There will always be at least one callstack record below an executing frame record, and if that is a region start, it means there's a whole region of records prior to it. Spotted by mlschroe++.
Nicholas not really in a position to test that. building a non ASAN build to see whether valgrind also gets excited 16:13
jnthnwrthngtn grmbl, I tested it before rebasing with brrt's PR and now more core setting build fails with "stack smashing detected" 16:16
ah, I see what's wrong 16:18
Nicholas you're doing better than I am
.oO( Smashing stack, grommit )
Geth MoarVM/new-disp: c0320b0818 | (Jonathan Worthington)++ | src/jit/expr.c
Survive varargs ops in the expression JIT

They can have more operands than the maximum for non-vararg ops, which could lead to buffer overruns.
Nicholas if it makes more sense to rebase to fix this cleanly, please do it. I'm not going to come visit and wave a pitch fork in frustration, even though I *think* I probably can actually travel to you with one without hitting security theathre 16:21
jnthnwrthngtn Naughty fingers typed "bugger overruns", glad I caught that before pushing.

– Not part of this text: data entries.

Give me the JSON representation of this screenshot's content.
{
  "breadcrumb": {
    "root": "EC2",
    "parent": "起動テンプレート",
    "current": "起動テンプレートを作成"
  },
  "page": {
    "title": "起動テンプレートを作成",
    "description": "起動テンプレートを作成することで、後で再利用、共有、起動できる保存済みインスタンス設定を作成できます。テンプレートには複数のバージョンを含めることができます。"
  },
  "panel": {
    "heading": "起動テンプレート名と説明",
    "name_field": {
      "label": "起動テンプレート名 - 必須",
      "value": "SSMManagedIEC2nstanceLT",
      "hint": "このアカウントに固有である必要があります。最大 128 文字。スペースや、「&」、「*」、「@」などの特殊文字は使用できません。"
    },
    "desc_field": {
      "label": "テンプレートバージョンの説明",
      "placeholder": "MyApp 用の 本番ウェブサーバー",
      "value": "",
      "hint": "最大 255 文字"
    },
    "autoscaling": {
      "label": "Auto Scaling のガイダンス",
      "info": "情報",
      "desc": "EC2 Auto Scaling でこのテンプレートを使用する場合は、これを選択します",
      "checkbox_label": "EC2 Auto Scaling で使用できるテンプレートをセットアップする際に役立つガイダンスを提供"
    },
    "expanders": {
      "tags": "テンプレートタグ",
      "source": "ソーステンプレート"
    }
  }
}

.oO( it is better to be buffered )
Nicholas oh, my, varargs. The thing that (if I vageuly remember) the x86_64 ABI says have the argument count in a register. That regular functions do not. 16:22
At least, IIRC, you can't safely cast one to the other and have it work
jnthnwrthngtn Nicholas: varargs MoarVM ops, not ABI varargs, thankfully
Nicholas ah OK. phew
jnthnwrthngtn They don't imply having to do C-level varargs calls
Mixed feelings on the rebase; the reason that the commit introduced a SEGV was more that it uncovered another shortcoming, rather than being in itself wrong 16:23
Nicholas yes, then I think don't 16:24
"it should have worked" rather than "whoops, goof"

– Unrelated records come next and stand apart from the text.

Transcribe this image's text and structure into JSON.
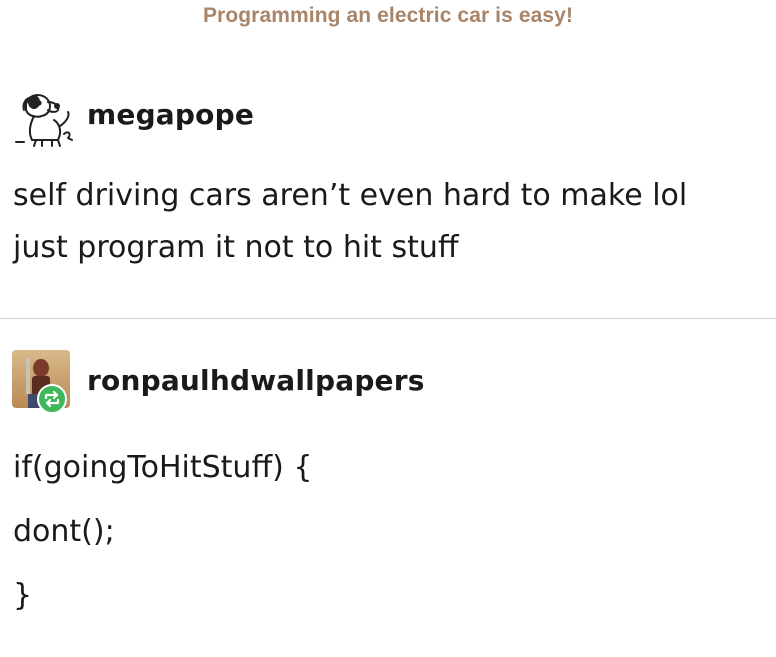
{
  "caption": "Programming an electric car is easy!",
  "posts": [
    {
      "username": "megapope",
      "avatar": "dog-sketch-icon",
      "lines": [
        "self driving cars aren’t even hard to make lol",
        "just program it not to hit stuff"
      ]
    },
    {
      "username": "ronpaulhdwallpapers",
      "avatar": "ron-paul-photo-icon",
      "badge": "reblog-icon",
      "lines": [
        "if(goingToHitStuff) {",
        "dont();",
        "}"
      ]
    }
  ],
  "colors": {
    "caption": "#a88468",
    "reblog_badge": "#3fb75b",
    "divider": "#cfcfcf"
  }
}
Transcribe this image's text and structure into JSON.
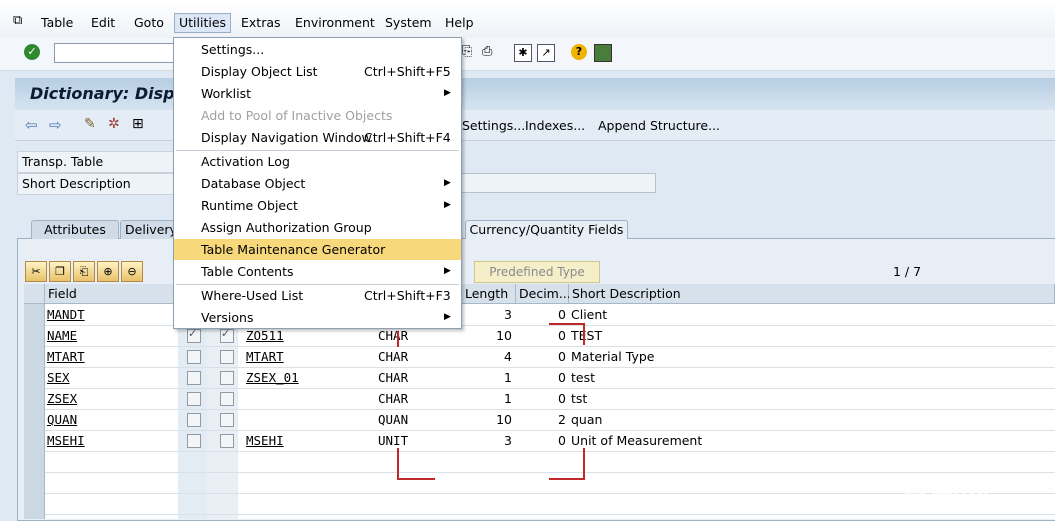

um, oops, ASAN even more excited 16:25
now in NQP. (twice, due to parallel make) 16:26
jnthnwrthngtn Oh, curious. Maybe I didn't understand the expr jit code as well as I thought then...
Curious, my Rakudo build completed fine :)

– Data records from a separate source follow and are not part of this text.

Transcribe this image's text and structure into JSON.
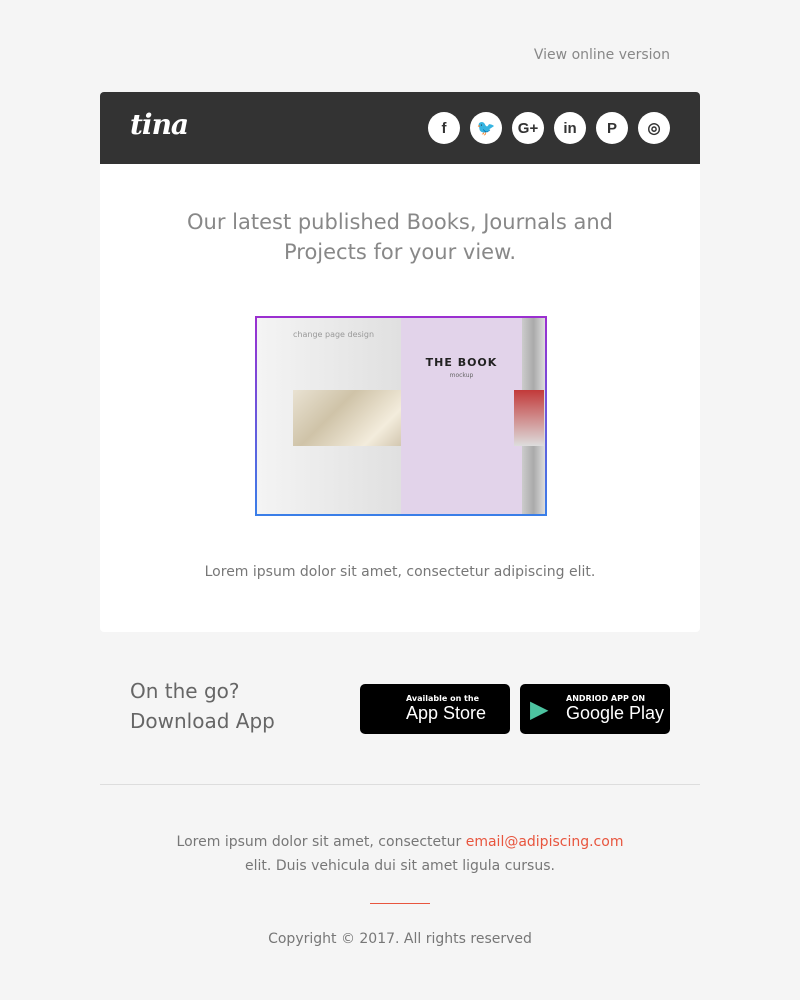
{
  "top": {
    "view_online": "View online version"
  },
  "header": {
    "logo": "tina",
    "socials": [
      {
        "name": "facebook",
        "glyph": "f"
      },
      {
        "name": "twitter",
        "glyph": "🐦"
      },
      {
        "name": "google-plus",
        "glyph": "G+"
      },
      {
        "name": "linkedin",
        "glyph": "in"
      },
      {
        "name": "pinterest",
        "glyph": "P"
      },
      {
        "name": "instagram",
        "glyph": "◎"
      }
    ]
  },
  "main": {
    "headline": "Our latest published Books, Journals and Projects for your view.",
    "book": {
      "left_title": "change page design",
      "right_title": "THE BOOK",
      "right_subtitle": "mockup"
    },
    "caption": "Lorem ipsum dolor sit amet, consectetur adipiscing elit."
  },
  "app": {
    "line1": "On the go?",
    "line2": "Download App",
    "appstore": {
      "small": "Available on the",
      "big": "App Store",
      "icon": ""
    },
    "googleplay": {
      "small": "ANDRIOD APP ON",
      "big": "Google Play",
      "icon": "▶"
    }
  },
  "footer": {
    "text_before": "Lorem ipsum dolor sit amet, consectetur ",
    "email": "email@adipiscing.com",
    "text_after": "elit. Duis vehicula dui sit amet ligula cursus.",
    "copyright": "Copyright © 2017. All rights reserved",
    "accent_color": "#e8553e"
  }
}
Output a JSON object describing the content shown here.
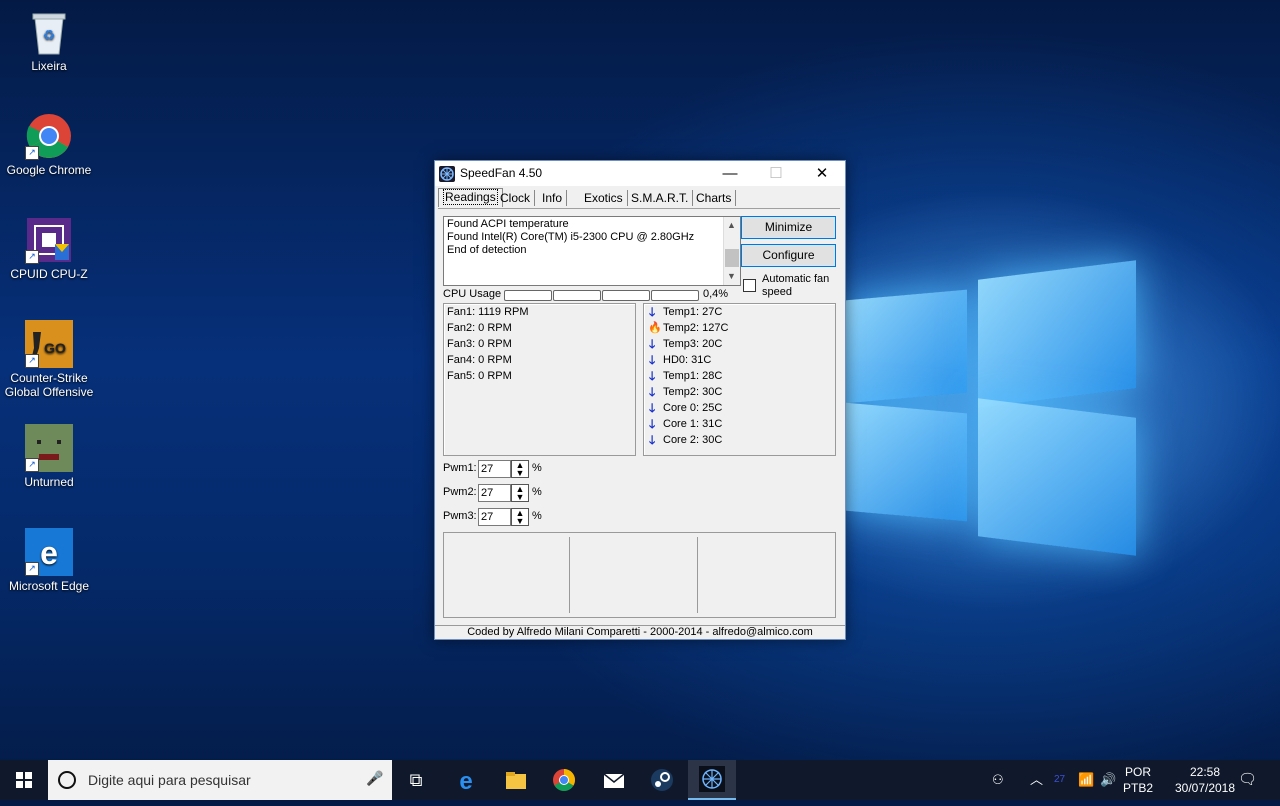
{
  "desktop": {
    "icons": [
      {
        "label": "Lixeira"
      },
      {
        "label": "Google Chrome"
      },
      {
        "label": "CPUID CPU-Z"
      },
      {
        "label": "Counter-Strike Global Offensive"
      },
      {
        "label": "Unturned"
      },
      {
        "label": "Microsoft Edge"
      }
    ]
  },
  "window": {
    "title": "SpeedFan 4.50",
    "minimize_glyph": "—",
    "maximize_glyph": "☐",
    "close_glyph": "✕",
    "tabs": [
      "Readings",
      "Clock",
      "Info",
      "Exotics",
      "S.M.A.R.T.",
      "Charts"
    ],
    "log_lines": [
      "Found ACPI temperature",
      "Found Intel(R) Core(TM) i5-2300 CPU @ 2.80GHz",
      "End of detection"
    ],
    "buttons": {
      "minimize": "Minimize",
      "configure": "Configure"
    },
    "auto_fan_label": "Automatic fan speed",
    "auto_fan_checked": false,
    "cpu_usage_label": "CPU Usage",
    "cpu_usage_value": "0,4%",
    "fans": [
      "Fan1: 1119 RPM",
      "Fan2: 0 RPM",
      "Fan3: 0 RPM",
      "Fan4: 0 RPM",
      "Fan5: 0 RPM"
    ],
    "temps": [
      {
        "text": "Temp1: 27C",
        "icon": "down-arrow-icon"
      },
      {
        "text": "Temp2: 127C",
        "icon": "fire-icon"
      },
      {
        "text": "Temp3: 20C",
        "icon": "down-arrow-icon"
      },
      {
        "text": "HD0:    31C",
        "icon": "down-arrow-icon"
      },
      {
        "text": "Temp1: 28C",
        "icon": "down-arrow-icon"
      },
      {
        "text": "Temp2: 30C",
        "icon": "down-arrow-icon"
      },
      {
        "text": "Core 0:  25C",
        "icon": "down-arrow-icon"
      },
      {
        "text": "Core 1:  31C",
        "icon": "down-arrow-icon"
      },
      {
        "text": "Core 2:  30C",
        "icon": "down-arrow-icon"
      }
    ],
    "pwm": [
      {
        "label": "Pwm1:",
        "value": "27",
        "unit": "%"
      },
      {
        "label": "Pwm2:",
        "value": "27",
        "unit": "%"
      },
      {
        "label": "Pwm3:",
        "value": "27",
        "unit": "%"
      }
    ],
    "status": "Coded by Alfredo Milani Comparetti - 2000-2014 - alfredo@almico.com"
  },
  "taskbar": {
    "search_placeholder": "Digite aqui para pesquisar",
    "lang_line1": "POR",
    "lang_line2": "PTB2",
    "time": "22:58",
    "date": "30/07/2018"
  },
  "colors": {
    "accent": "#0078d7",
    "taskbar": "#10192b",
    "arrow": "#1530c9",
    "fire": "#e24a00"
  }
}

Nicholas er, two different backtraces. 16:27
gen/moar/stage1/nqpmo.moarvm is paste.scsys.co.uk/595858 16:28
jnthnwrthngtn lol 16:29
Nicholas er, no, I'm confused, they are the same i think 16:30
jnthnwrthngtn Just before that
/* A HACK.
OK, I can fix this easily
Nicholas again, "you're doing better than I am" 16:31
I'm told that it's time to eat. So &
Geth MoarVM/new-disp: ebfd4d5d6e | (Jonathan Worthington)++ | src/jit/expr.c
Ensure at least 2 slots in expr JIT operands array

It relies on this when compiling inc_i/dec_i ops.
16:33 evalable6 joined
jnthnwrthngtn That should do it 16:33
Happy nomming 16:34
16:34 linkable6 joined 16:57 sena_kun left 17:49 leont left 17:50 leont joined 18:02 reportable6 left 18:04 reportable6 joined 18:13 brrt joined
Geth MoarVM/new-disp: 29b67875bd | (Jonathan Worthington)++ | 3 files
Better sp_bindcomplete handling on inline

Instead of making it block an inline, we can simply delete it, since if we're inlining then (at least for now) we know it will be a no-op.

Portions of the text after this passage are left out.